I have the same problem, any solution?
Azureml: Metadata mismatch for dask dataframe after using filter()
I noticed weird behaviour when filtering an azureml TabularDataset
instance using filter()
and converting it to a dask dataframe afterwards. Here is my code to recreate the issue:
Imports:
from azureml.core import Dataset
from azureml.data import TabularDataset
import dask.dataframe as ddf
import pandas as pd
Register a dask dataframe to the datastore and load it as a TabularDataset
:
test_df = pd.DataFrame({"id": [3,4,5], "price": [199, 98, 50]})
test_dask = ddf.from_pandas(test_df, chunksize=1)
Dataset.Tabular.register_dask_dataframe(test_dask, datastore, name='bug_test')
dataset = TabularDataset.get_by_name(workspace, name='bug_test')
Now printing the loaded dataset after converting it to dask dataframe works (almost) well (almost, since there is weird indexing as the 0 appears two times):
loaded_dask = dataset.to_dask_dataframe()
print(loaded_dask.compute())
>>
id price __null_dask_index__
0 3 199 0
0 4 98 1
1 5 50 2
We now want to filter for rows where id
equals to 5, which works perfectly when it is filtered after converting it to dask dataframe with loaded_dask[loaded_dask.id == 5].compute()
Now computing the dask dataframe after filtering with the filter()
method throws following exception, either no data or no datatype is found (for full error message see below):
filtered_ds = dataset.filter(dataset["id"] == 5)
filtered_ds.to_dask_dataframe().compute()
>>
ValueError: Metadata mismatch found in `from_delayed`.
Partition type: `pandas.core.frame.DataFrame`
+-----------------------+-------+----------+
| Column | Found | Expected |
+-----------------------+-------+----------+
| '__null_dask_index__' | - | int32 |
| 'id' | - | int32 |
| 'price' | - | int32 |
+-----------------------+-------+----------+
Note: When filtering for invalid values, e.g. for dataset["id"] == 6
it correctly returns me an empty dataframe
Also a weird behaviour happens when playing around with the dtypes
parameter in to_dask_dataframe()
. When specifying types for only one column, datatypes can suddenly be found:
filtered_ds.to_dask_dataframe(dtypes={"id": "object"}).compute()
>>
ValueError: Metadata mismatch found in `from_delayed`.
Partition type: `pandas.core.frame.DataFrame`
+-----------------------+-------+----------+
| Column | Found | Expected |
+-----------------------+-------+----------+
| '__null_dask_index__' | int64 | - |
| 'id' | int64 | object |
| 'price' | int64 | - |
+-----------------------+-------+----------+
but setting dtypes={"id": "int64", "price": "int64", "__null_dask_index__": "int64"}
leads again to the same ValueError as before that either no data or no datatype is found (full error ouput):
filtered_ds.to_dask_dataframe(dtypes={"id": "int64", "price": "int64", "__null_dask_index__": "int64"}).compute()
>>
Traceback (most recent call last):
File "\bug_analysis.py", line 117, in <module>
filtered_ds.to_dask_dataframe(dtypes={"id": "int64", "price": "int64", "__null_dask_index__": "int64"}).compute()
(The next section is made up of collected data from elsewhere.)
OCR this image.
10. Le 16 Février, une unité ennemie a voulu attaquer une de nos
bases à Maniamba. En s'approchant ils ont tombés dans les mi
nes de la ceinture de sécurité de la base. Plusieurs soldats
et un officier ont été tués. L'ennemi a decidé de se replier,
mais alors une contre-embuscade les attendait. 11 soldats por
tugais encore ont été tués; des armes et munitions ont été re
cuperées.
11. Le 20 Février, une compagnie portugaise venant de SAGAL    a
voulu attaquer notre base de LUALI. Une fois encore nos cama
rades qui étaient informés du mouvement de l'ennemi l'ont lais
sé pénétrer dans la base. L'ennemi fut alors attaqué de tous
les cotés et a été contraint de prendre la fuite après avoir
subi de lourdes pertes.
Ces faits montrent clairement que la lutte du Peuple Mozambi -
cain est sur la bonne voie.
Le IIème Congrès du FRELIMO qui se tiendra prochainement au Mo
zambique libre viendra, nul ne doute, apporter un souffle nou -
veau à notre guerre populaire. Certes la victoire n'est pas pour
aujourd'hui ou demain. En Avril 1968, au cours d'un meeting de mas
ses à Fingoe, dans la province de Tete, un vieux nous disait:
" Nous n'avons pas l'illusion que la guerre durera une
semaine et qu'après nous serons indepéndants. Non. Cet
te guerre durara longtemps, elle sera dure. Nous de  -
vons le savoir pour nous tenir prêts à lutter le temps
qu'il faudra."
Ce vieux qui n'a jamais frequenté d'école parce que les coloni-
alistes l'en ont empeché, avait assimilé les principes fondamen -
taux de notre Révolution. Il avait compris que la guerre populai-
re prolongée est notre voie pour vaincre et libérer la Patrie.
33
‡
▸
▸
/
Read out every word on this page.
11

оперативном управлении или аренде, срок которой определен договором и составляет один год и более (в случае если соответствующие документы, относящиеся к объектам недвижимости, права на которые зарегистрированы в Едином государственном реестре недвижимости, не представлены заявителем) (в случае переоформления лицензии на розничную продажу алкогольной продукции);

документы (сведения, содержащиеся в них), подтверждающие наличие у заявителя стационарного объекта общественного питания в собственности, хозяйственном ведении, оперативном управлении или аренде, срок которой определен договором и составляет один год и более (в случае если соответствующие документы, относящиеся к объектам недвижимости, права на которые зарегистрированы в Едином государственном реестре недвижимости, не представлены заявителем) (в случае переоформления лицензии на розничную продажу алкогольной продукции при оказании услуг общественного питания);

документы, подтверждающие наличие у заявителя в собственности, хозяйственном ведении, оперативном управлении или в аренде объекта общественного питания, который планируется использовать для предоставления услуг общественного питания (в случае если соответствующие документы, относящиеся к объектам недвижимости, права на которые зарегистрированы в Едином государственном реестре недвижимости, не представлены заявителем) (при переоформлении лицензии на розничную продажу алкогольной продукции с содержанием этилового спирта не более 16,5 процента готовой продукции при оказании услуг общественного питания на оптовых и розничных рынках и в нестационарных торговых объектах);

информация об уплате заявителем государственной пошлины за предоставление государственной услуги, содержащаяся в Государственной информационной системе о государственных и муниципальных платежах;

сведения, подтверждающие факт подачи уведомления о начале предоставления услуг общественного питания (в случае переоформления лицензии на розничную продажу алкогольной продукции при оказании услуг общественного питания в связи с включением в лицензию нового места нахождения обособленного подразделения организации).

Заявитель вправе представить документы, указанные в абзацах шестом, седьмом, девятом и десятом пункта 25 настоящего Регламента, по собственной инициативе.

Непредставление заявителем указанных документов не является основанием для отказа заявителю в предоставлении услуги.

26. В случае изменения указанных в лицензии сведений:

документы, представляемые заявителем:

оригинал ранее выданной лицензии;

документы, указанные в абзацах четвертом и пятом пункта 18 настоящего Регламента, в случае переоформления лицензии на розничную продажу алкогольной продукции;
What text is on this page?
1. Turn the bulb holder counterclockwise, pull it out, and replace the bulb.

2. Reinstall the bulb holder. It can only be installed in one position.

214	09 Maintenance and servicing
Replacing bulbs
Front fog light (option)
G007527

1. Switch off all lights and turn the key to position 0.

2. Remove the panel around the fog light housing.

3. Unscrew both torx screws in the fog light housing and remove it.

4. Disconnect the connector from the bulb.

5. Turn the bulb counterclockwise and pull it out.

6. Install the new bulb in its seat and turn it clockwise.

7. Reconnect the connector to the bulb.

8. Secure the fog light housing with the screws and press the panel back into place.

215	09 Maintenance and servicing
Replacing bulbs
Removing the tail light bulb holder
File "\venv\lib\site-packages\dask\base.py", line 290, in compute
(result,) = compute(self, traverse=False, **kwargs)
File "\envs\venv\lib\site-packages\dask\base.py", line 573, in compute
results = schedule(dsk, keys, **kwargs)
File "\venv\lib\site-packages\dask\threaded.py", line 81, in get
results = get_async(
File "\venv\lib\site-packages\dask\local.py", line 506, in get_async
raise_exception(exc, tb)
File "\venv\lib\site-packages\dask\local.py", line 314, in reraise
raise exc
File "\venv\lib\site-packages\dask\local.py", line 219, in execute_task
result = _execute_task(task, data)
File "\venv\lib\site-packages\dask\core.py", line 119, in _execute_task
return func(*(_execute_task(a, cache) for a in args))
File "\venv\lib\site-packages\dask\dataframe\utils.py", line 407, in check_meta
raise ValueError(
ValueError: Metadata mismatch found in `from_delayed`.
Partition type: `pandas.core.frame.DataFrame`
+-----------------------+-------+----------+
| Column | Found | Expected |
+-----------------------+-------+----------+
| '__null_dask_index__' | - | int64 |
| 'id' | - | int64 |
| 'price' | - | int64 |
+-----------------------+-------+----------+
The exceptions are raised when the dask dataframes are computed with compute()
.
I am aware that I used two experimental methods ( TabularDataset.to_dask_dataframe()
and TabularDataset.filter()
), so is this a bug or am I using the methods incorrectly at some point?